South Point Re-Opens

Jenny Scarborough
South Point Re-Opens
Photo by Brittany Borseth

Fishermen once again have lines in the water at South Point.

The stretch of beach near Ocracoke Inlet favored by anglers closed on May 27, and as of August 19 is fully accessible to vehicles and pedestrians. After the months of closure, shelling should be particularly good.

Allen Sutton from Tradewinds Tackle took a beach ride to check it out. "There are people fishing, and people walking, looking for shells," he said. "The point is real pretty. It's got a nice shape to it and there's a little bar" that looks good for drum fishing soon. "Right now it looks like a good place to cast for spanish and blue", said Sutton.

You can drive all the way to the point, and the inlet side is open to pedestrians.

More of the point remained opened in 2013 than in previous years, said NPS lead biological technician Jocelyn Wright. "I talked to the birds and told them not to spread their nests out too much," she joked.

The ORV management plan in place for Cape Hatteras National Seashore says the beach can be opened for public access two weeks after the last chick fledges. Monday marks two weeks since the last bird found its wings.

There are hundreds of birds in the same area, and the four biotechs working on Ocracoke this season did several walk-throughs to make sure all the baby birds are off the ground, explained Wright. "We are vigilant and err on the side of caution," she said. "We want to make sure we didn't miss someone.
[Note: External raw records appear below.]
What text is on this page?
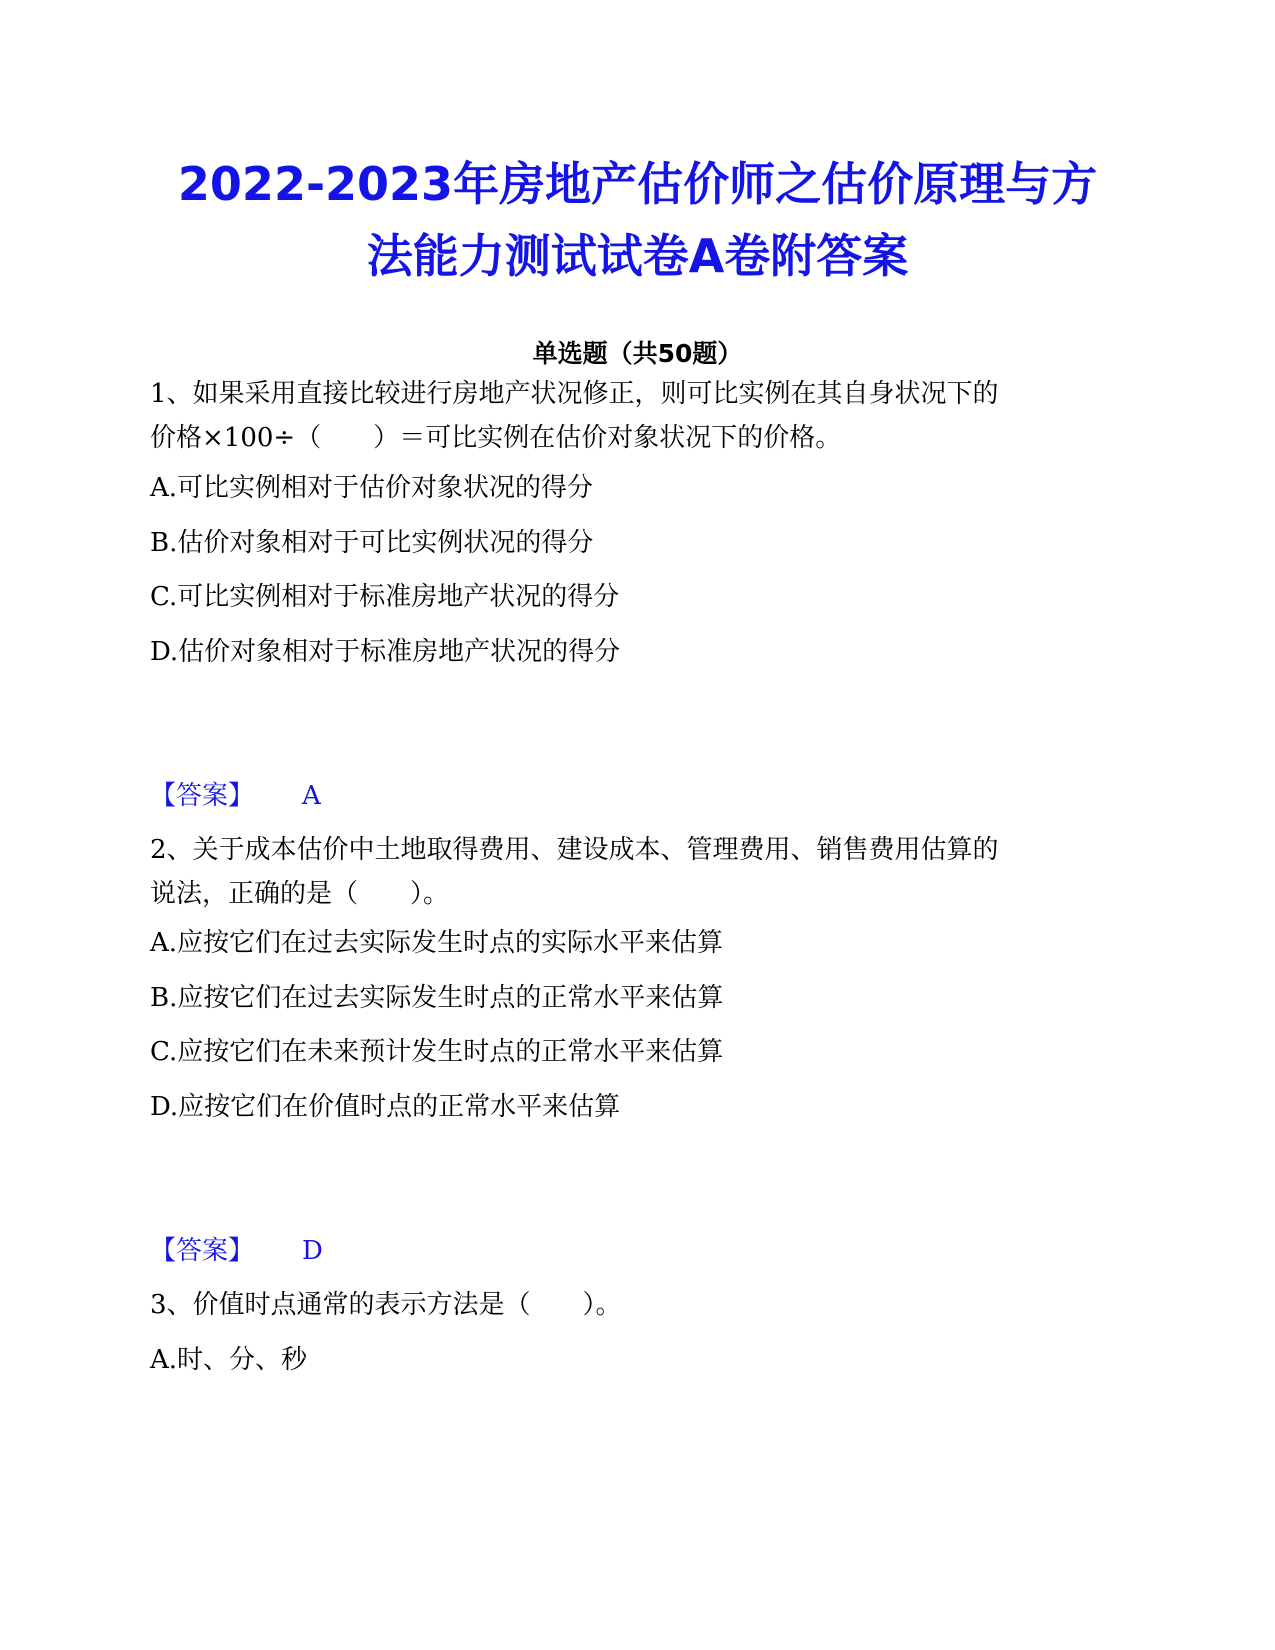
2022-2023年房地产估价师之估价原理与方
法能力测试试卷A卷附答案
单选题（共50题）

1、如果采用直接比较进行房地产状况修正，则可比实例在其自身状况下的
价格×100÷（　　）＝可比实例在估价对象状况下的价格。

A.可比实例相对于估价对象状况的得分

B.估价对象相对于可比实例状况的得分

C.可比实例相对于标准房地产状况的得分

D.估价对象相对于标准房地产状况的得分

【答案】 A

2、关于成本估价中土地取得费用、建设成本、管理费用、销售费用估算的
说法，正确的是（　　）。

A.应按它们在过去实际发生时点的实际水平来估算

B.应按它们在过去实际发生时点的正常水平来估算

C.应按它们在未来预计发生时点的正常水平来估算

D.应按它们在价值时点的正常水平来估算

【答案】 D

3、价值时点通常的表示方法是（　　）。

A.时、分、秒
We hate to open it and then close it a day later."

South Point Re-Opens
Two pairs of piping plovers were on Ocracoke beaches, the same number as in 2012, but for some reason neither duo made babies. Perhaps predation disrupted the nests, or an especially high tide. Biotechs observed a lot of territorial disputes this year, which may or may not affect nesting. Younger birds aren't always the best parents, and sometimes abandon their nests, said Wright. Maybe one of the birds had a headache.

The oysters catchers got their groove on, with 9 pairs producing 9 chicks, the highest numbers of any district in the National Seashore. Colonial waterbirds and Wilson's plovers did great as well, said Wright.

Ocracoke also had 54 sea turtle nests in 2013. One will be excavated tomorrow, on Tuesday, August 20, at 11:15 a.m. The public is welcome to attend. Wright said she hopes for but can't promise live hatchlings. Use the parking area north of the Pony Pens and walk 0.2 miles north.